20 janvier 2012, 04:33, par MOSHE

Trotzky n’a rien du doctrinaire, mais tout de l’homme d’action et d’organisation. En un pays où l’énormité des distances et la lenteur des communications suppriment chez tous — chez presque tous — la notion du temps, où les méthodes de précision et d’exactitude sans lesquelles nous ne concevons pas de travail pratique sont en général inconnues, il règle, lui, ses occupations, sur une observation scrupuleuse de l’heure. Il besogne à la façon d’un occidental, en « homme d’affaires ». Sans doute parce qu’il est juif. Cela n’importe point.

L’essentiel, c’est que son activité aboutit à des résultats féconds. Chaque fois qu’il faut créer ou remettre sur pied un service, on s’adresse à lui. Depuis un an, on lui a confié les chemins de fer, qui ne marchaient plus guère ; ils fonctionnent. Lénine a songé, dit-on, à remettre entre ses mains, l’industrie. Mais ce qui restera toujours, quoi qu’il entreprenne, son œuvre maîtresse, c’est la formation de cette armée rouge qui, depuis trois ans, a permis à la Révolution de lutter victorieusement et de vivre.

L’armée rouge ? Nous savons tous, parbleu, quelle était redoutable, puisque nous connaissons ses exploits.
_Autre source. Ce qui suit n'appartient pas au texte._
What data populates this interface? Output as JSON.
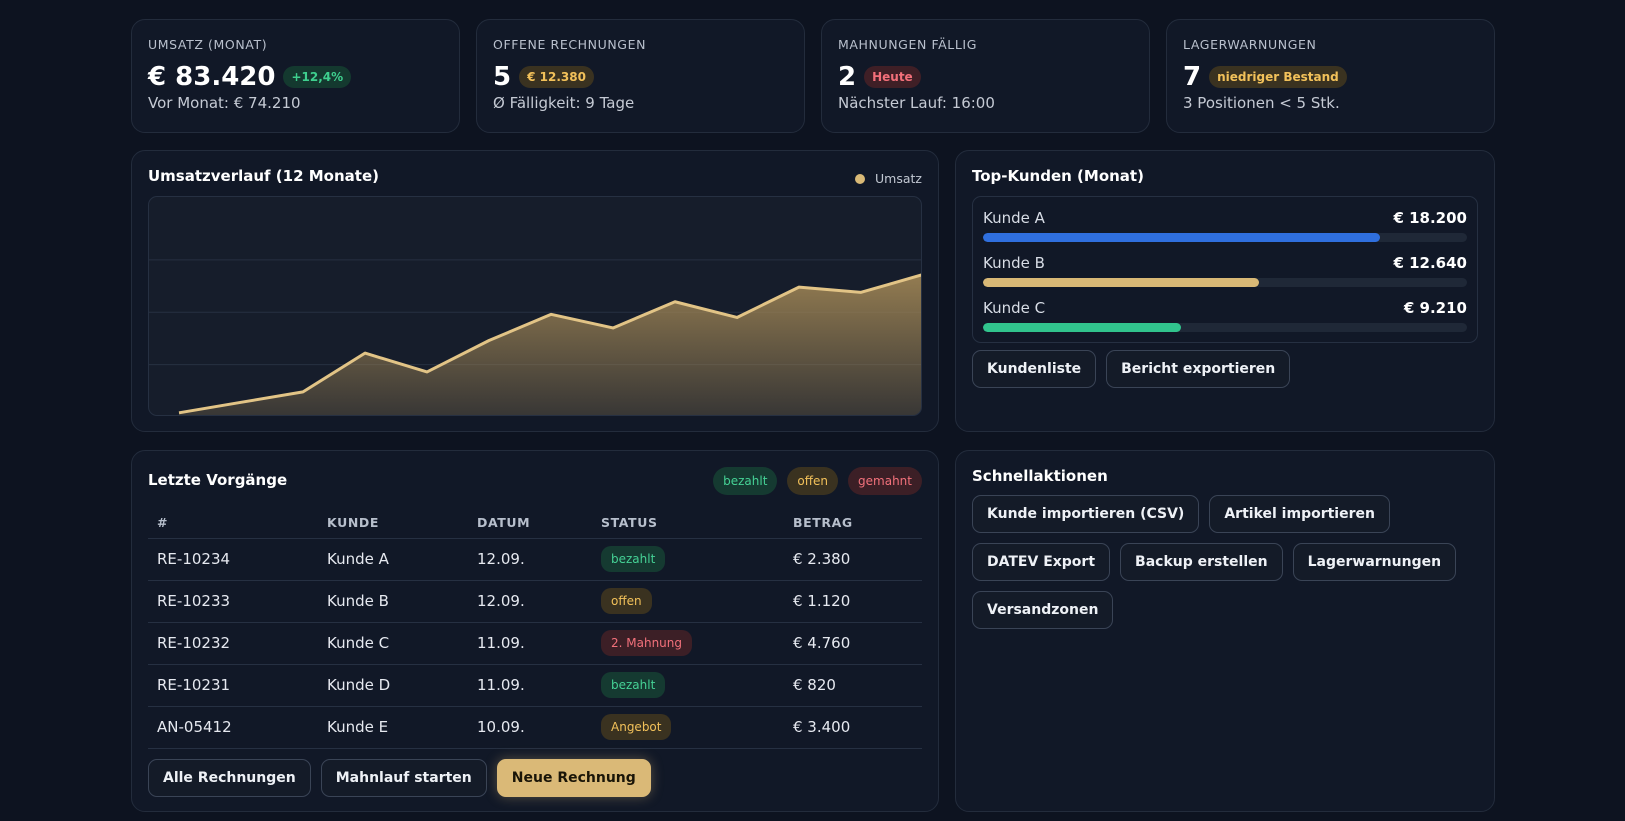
{
  "kpis": [
    {
      "label": "UMSATZ (MONAT)",
      "value": "€ 83.420",
      "badge": "+12,4%",
      "sub": "Vor Monat: € 74.210"
    },
    {
      "label": "OFFENE RECHNUNGEN",
      "value": "5",
      "badge": "€ 12.380",
      "sub": "Ø Fälligkeit: 9 Tage"
    },
    {
      "label": "MAHNUNGEN FÄLLIG",
      "value": "2",
      "badge": "Heute",
      "sub": "Nächster Lauf: 16:00"
    },
    {
      "label": "LAGERWARNUNGEN",
      "value": "7",
      "badge": "niedriger Bestand",
      "sub": "3 Positionen < 5 Stk."
    }
  ],
  "chart": {
    "title": "Umsatzverlauf (12 Monate)",
    "legend": "Umsatz"
  },
  "chart_data": {
    "type": "area",
    "title": "Umsatzverlauf (12 Monate)",
    "series": [
      {
        "name": "Umsatz",
        "values": [
          4,
          14,
          24,
          61,
          43,
          73,
          98,
          85,
          110,
          95,
          124,
          119,
          136
        ]
      }
    ],
    "ylim": [
      0,
      210
    ],
    "grid": true,
    "line_color": "#e2c486",
    "fill_color": "#9a8153"
  },
  "customers": {
    "title": "Top-Kunden (Monat)",
    "items": [
      {
        "name": "Kunde A",
        "value": "€ 18.200",
        "share": 0.82,
        "color": "#2f6fde"
      },
      {
        "name": "Kunde B",
        "value": "€ 12.640",
        "share": 0.57,
        "color": "#d8b876"
      },
      {
        "name": "Kunde C",
        "value": "€ 9.210",
        "share": 0.41,
        "color": "#31c48d"
      }
    ],
    "btn_list": "Kundenliste",
    "btn_export": "Bericht exportieren"
  },
  "transactions": {
    "title": "Letzte Vorgänge",
    "tags": {
      "paid": "bezahlt",
      "open": "offen",
      "dunned": "gemahnt"
    },
    "headers": [
      "#",
      "KUNDE",
      "DATUM",
      "STATUS",
      "BETRAG"
    ],
    "rows": [
      {
        "id": "RE-10234",
        "customer": "Kunde A",
        "date": "12.09.",
        "status": "bezahlt",
        "amount": "€ 2.380"
      },
      {
        "id": "RE-10233",
        "customer": "Kunde B",
        "date": "12.09.",
        "status": "offen",
        "amount": "€ 1.120"
      },
      {
        "id": "RE-10232",
        "customer": "Kunde C",
        "date": "11.09.",
        "status": "2. Mahnung",
        "amount": "€ 4.760"
      },
      {
        "id": "RE-10231",
        "customer": "Kunde D",
        "date": "11.09.",
        "status": "bezahlt",
        "amount": "€ 820"
      },
      {
        "id": "AN-05412",
        "customer": "Kunde E",
        "date": "10.09.",
        "status": "Angebot",
        "amount": "€ 3.400"
      }
    ],
    "btn_all": "Alle Rechnungen",
    "btn_dunning": "Mahnlauf starten",
    "btn_new": "Neue Rechnung"
  },
  "quick": {
    "title": "Schnellaktionen",
    "actions": [
      "Kunde importieren (CSV)",
      "Artikel importieren",
      "DATEV Export",
      "Backup erstellen",
      "Lagerwarnungen",
      "Versandzonen"
    ]
  },
  "colors": {
    "background": "#0d1320",
    "panel": "#111827",
    "accent": "#dab977",
    "positive": "#3ecf8e",
    "warning": "#f2c15a",
    "danger": "#f3707a"
  }
}
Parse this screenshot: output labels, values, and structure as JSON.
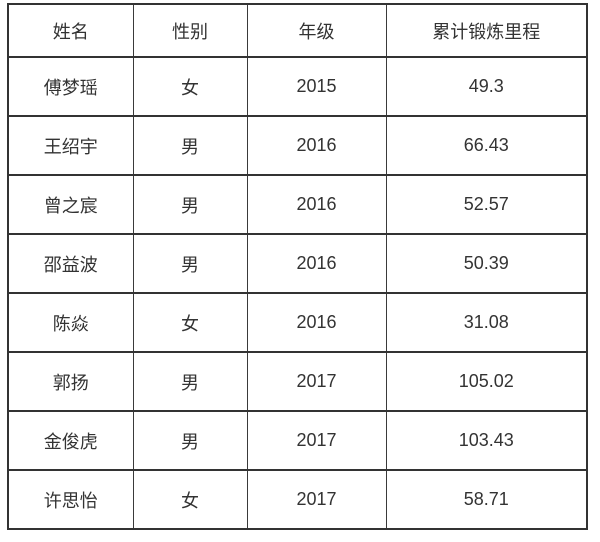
{
  "table": {
    "columns": [
      "姓名",
      "性别",
      "年级",
      "累计锻炼里程"
    ],
    "rows": [
      [
        "傅梦瑶",
        "女",
        "2015",
        "49.3"
      ],
      [
        "王绍宇",
        "男",
        "2016",
        "66.43"
      ],
      [
        "曾之宸",
        "男",
        "2016",
        "52.57"
      ],
      [
        "邵益波",
        "男",
        "2016",
        "50.39"
      ],
      [
        "陈焱",
        "女",
        "2016",
        "31.08"
      ],
      [
        "郭扬",
        "男",
        "2017",
        "105.02"
      ],
      [
        "金俊虎",
        "男",
        "2017",
        "103.43"
      ],
      [
        "许思怡",
        "女",
        "2017",
        "58.71"
      ]
    ],
    "colors": {
      "border": "#333333",
      "text": "#333333",
      "background": "#ffffff"
    }
  }
}
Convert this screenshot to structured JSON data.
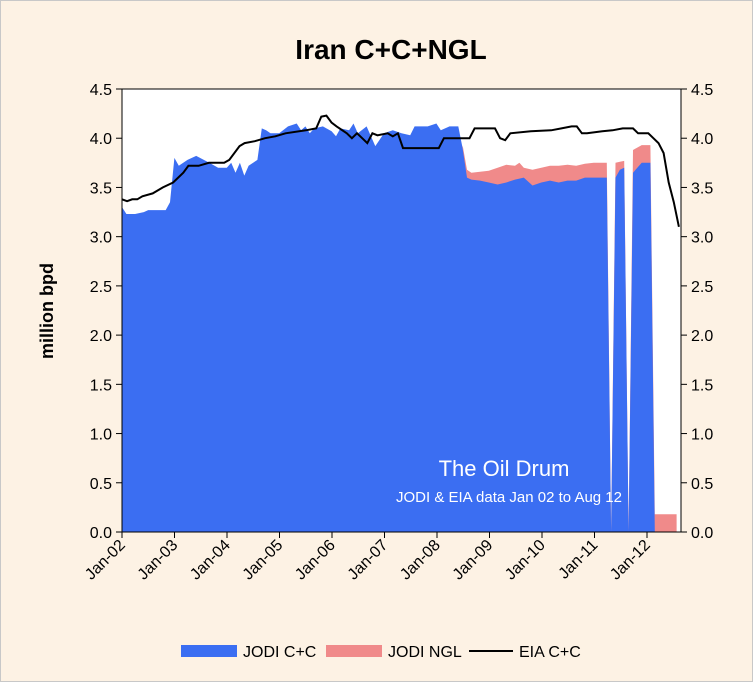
{
  "chart_data": {
    "type": "area",
    "title": "Iran C+C+NGL",
    "ylabel": "million bpd",
    "xlabel": "",
    "ylim": [
      0,
      4.5
    ],
    "y_ticks": [
      "0.0",
      "0.5",
      "1.0",
      "1.5",
      "2.0",
      "2.5",
      "3.0",
      "3.5",
      "4.0",
      "4.5"
    ],
    "x_ticks": [
      "Jan-02",
      "Jan-03",
      "Jan-04",
      "Jan-05",
      "Jan-06",
      "Jan-07",
      "Jan-08",
      "Jan-09",
      "Jan-10",
      "Jan-11",
      "Jan-12"
    ],
    "x_range_months": [
      0,
      128
    ],
    "grid": false,
    "legend_position": "bottom",
    "annotations": [
      "The Oil Drum",
      "JODI & EIA data Jan 02 to Aug 12"
    ],
    "series": [
      {
        "name": "JODI C+C",
        "kind": "area",
        "color": "#3b6ef2",
        "points": [
          [
            0,
            3.3
          ],
          [
            1,
            3.23
          ],
          [
            3,
            3.23
          ],
          [
            5,
            3.25
          ],
          [
            6,
            3.27
          ],
          [
            10,
            3.27
          ],
          [
            11,
            3.35
          ],
          [
            12,
            3.8
          ],
          [
            13,
            3.72
          ],
          [
            15,
            3.78
          ],
          [
            17,
            3.82
          ],
          [
            20,
            3.75
          ],
          [
            22,
            3.7
          ],
          [
            24,
            3.7
          ],
          [
            25,
            3.75
          ],
          [
            26,
            3.65
          ],
          [
            27,
            3.75
          ],
          [
            28,
            3.62
          ],
          [
            29,
            3.72
          ],
          [
            31,
            3.78
          ],
          [
            32,
            4.1
          ],
          [
            33,
            4.08
          ],
          [
            34,
            4.05
          ],
          [
            36,
            4.05
          ],
          [
            38,
            4.12
          ],
          [
            40,
            4.15
          ],
          [
            41,
            4.08
          ],
          [
            42,
            4.12
          ],
          [
            43,
            4.05
          ],
          [
            44,
            4.1
          ],
          [
            46,
            4.12
          ],
          [
            48,
            4.07
          ],
          [
            49,
            4.02
          ],
          [
            50,
            4.1
          ],
          [
            52,
            4.08
          ],
          [
            53,
            4.15
          ],
          [
            54,
            4.05
          ],
          [
            56,
            4.12
          ],
          [
            58,
            3.92
          ],
          [
            60,
            4.05
          ],
          [
            62,
            4.08
          ],
          [
            64,
            4.05
          ],
          [
            66,
            4.03
          ],
          [
            67,
            4.12
          ],
          [
            70,
            4.12
          ],
          [
            72,
            4.15
          ],
          [
            73,
            4.08
          ],
          [
            75,
            4.12
          ],
          [
            77,
            4.12
          ],
          [
            78,
            3.9
          ],
          [
            79,
            3.6
          ],
          [
            80,
            3.58
          ],
          [
            82,
            3.57
          ],
          [
            84,
            3.55
          ],
          [
            86,
            3.53
          ],
          [
            88,
            3.55
          ],
          [
            90,
            3.58
          ],
          [
            92,
            3.6
          ],
          [
            94,
            3.52
          ],
          [
            96,
            3.55
          ],
          [
            98,
            3.57
          ],
          [
            100,
            3.55
          ],
          [
            102,
            3.57
          ],
          [
            104,
            3.57
          ],
          [
            106,
            3.6
          ],
          [
            108,
            3.6
          ],
          [
            111,
            3.6
          ],
          [
            112,
            0.0
          ],
          [
            113,
            3.6
          ],
          [
            114,
            3.68
          ],
          [
            115,
            3.7
          ],
          [
            116,
            0.0
          ],
          [
            117,
            3.65
          ],
          [
            119,
            3.75
          ],
          [
            121,
            3.75
          ],
          [
            122,
            0.0
          ],
          [
            127,
            0.0
          ]
        ]
      },
      {
        "name": "JODI NGL",
        "kind": "area",
        "color": "#f08a8a",
        "points": [
          [
            78,
            3.93
          ],
          [
            79,
            3.68
          ],
          [
            80,
            3.65
          ],
          [
            82,
            3.66
          ],
          [
            84,
            3.67
          ],
          [
            86,
            3.7
          ],
          [
            88,
            3.73
          ],
          [
            90,
            3.72
          ],
          [
            91,
            3.75
          ],
          [
            92,
            3.7
          ],
          [
            94,
            3.68
          ],
          [
            96,
            3.7
          ],
          [
            98,
            3.72
          ],
          [
            100,
            3.72
          ],
          [
            102,
            3.73
          ],
          [
            104,
            3.72
          ],
          [
            106,
            3.74
          ],
          [
            108,
            3.75
          ],
          [
            111,
            3.75
          ],
          [
            112,
            0.0
          ],
          [
            113,
            3.75
          ],
          [
            114,
            3.76
          ],
          [
            115,
            3.77
          ],
          [
            116,
            0.0
          ],
          [
            117,
            3.88
          ],
          [
            119,
            3.93
          ],
          [
            121,
            3.93
          ],
          [
            122,
            0.18
          ],
          [
            127,
            0.18
          ]
        ]
      },
      {
        "name": "EIA C+C",
        "kind": "line",
        "color": "#000000",
        "points": [
          [
            0,
            3.38
          ],
          [
            1,
            3.36
          ],
          [
            2,
            3.38
          ],
          [
            3,
            3.38
          ],
          [
            4,
            3.41
          ],
          [
            6,
            3.44
          ],
          [
            8,
            3.5
          ],
          [
            10,
            3.55
          ],
          [
            12,
            3.65
          ],
          [
            13,
            3.72
          ],
          [
            15,
            3.72
          ],
          [
            17,
            3.75
          ],
          [
            20,
            3.75
          ],
          [
            21,
            3.78
          ],
          [
            23,
            3.92
          ],
          [
            24,
            3.95
          ],
          [
            26,
            3.97
          ],
          [
            28,
            4.0
          ],
          [
            30,
            4.02
          ],
          [
            32,
            4.05
          ],
          [
            36,
            4.08
          ],
          [
            38,
            4.1
          ],
          [
            39,
            4.22
          ],
          [
            40,
            4.23
          ],
          [
            41,
            4.16
          ],
          [
            42,
            4.12
          ],
          [
            44,
            4.05
          ],
          [
            45,
            4.0
          ],
          [
            46,
            4.05
          ],
          [
            47,
            4.0
          ],
          [
            48,
            3.95
          ],
          [
            49,
            4.05
          ],
          [
            50,
            4.03
          ],
          [
            52,
            4.05
          ],
          [
            53,
            4.02
          ],
          [
            54,
            4.05
          ],
          [
            55,
            3.9
          ],
          [
            56,
            3.9
          ],
          [
            62,
            3.9
          ],
          [
            63,
            4.0
          ],
          [
            68,
            4.0
          ],
          [
            69,
            4.1
          ],
          [
            73,
            4.1
          ],
          [
            74,
            4.0
          ],
          [
            75,
            3.98
          ],
          [
            76,
            4.05
          ],
          [
            80,
            4.07
          ],
          [
            84,
            4.08
          ],
          [
            86,
            4.1
          ],
          [
            88,
            4.12
          ],
          [
            89,
            4.12
          ],
          [
            90,
            4.05
          ],
          [
            91,
            4.05
          ],
          [
            94,
            4.07
          ],
          [
            96,
            4.08
          ],
          [
            98,
            4.1
          ],
          [
            100,
            4.1
          ],
          [
            101,
            4.05
          ],
          [
            103,
            4.05
          ],
          [
            104,
            4.0
          ],
          [
            105,
            3.95
          ],
          [
            106,
            3.85
          ],
          [
            107,
            3.55
          ],
          [
            108,
            3.35
          ],
          [
            109,
            3.1
          ]
        ]
      }
    ],
    "eia_x_scale": 1.17
  }
}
N’empêche que quand Trotzky, dans une de nos premières conversations, a laissé tomber comme une chose naturelle le chiffre des effectifs auxquels elle a fini par monter, nous nous sommes, à quelques-uns, regardés stupéfaits.

« L’année dernière, disait-il, au moment de la guerre avec la Pologne, nous avions sous les armes cinq millions trois cent mille soldats... »

Cinq millions, peste ! C’est un chiffre que personne en Europe, je crois, n’a soupçonné.

« Ne me raconterez-vous pas pour l’Humanité comment vous êtes arrivés là ? » lui ai-je demandé ? « Mais tant que vous voudrez ! » m’a-t-il répondu en souriant. Et, pendant plusieurs après-midi, dans son cabinet du Commissariat de la guerre, il s’est prêté à mes questions avec une bonne grâce inépuisable, et m’a fourni tous les éléments d’une histoire de l’armée rouge qu’il me faut malheureusement trop résumer ici.

Des débuts peu commodes

« L’armée a été instituée, en principe, par un décret du 15 janvier 1918, signé de Lénine et des commissaires à la guerre et à la marine, Dybenko et Podvoisky. Je négociais alors la paix de Brest-Litovsk avec l’Allemagne comme commissaire aux Affaires extérieures, et c’est en mars que j’ai pris mes nouvelles fonctions.

« Il n’y avait plus rien. L’ancienne armée s’était dissoute au hasard ; les hommes étaient partis chez eux, le matériel gisait un peu partout, abandonné au hasard de l’arrêt des trains. Les soviets locaux, tout jeunes alors, très primitifs encore, me télégraphiaient : « J’ai dix canons..., j’ai un parc d’aviation... Dix soldats..., cinq marins... ». Vous voyez cette pagaïe !

« Mon bureau, à Smolny ? Une foire ! Des gens y venaient, de tous les coins du pays : « Donnez-nous des souliers ! vous n’auriez pas un colonel ? » Reportez-vous à la description que fait Lissagaray du ministère de la Guerre sous la Commune. C’était cela.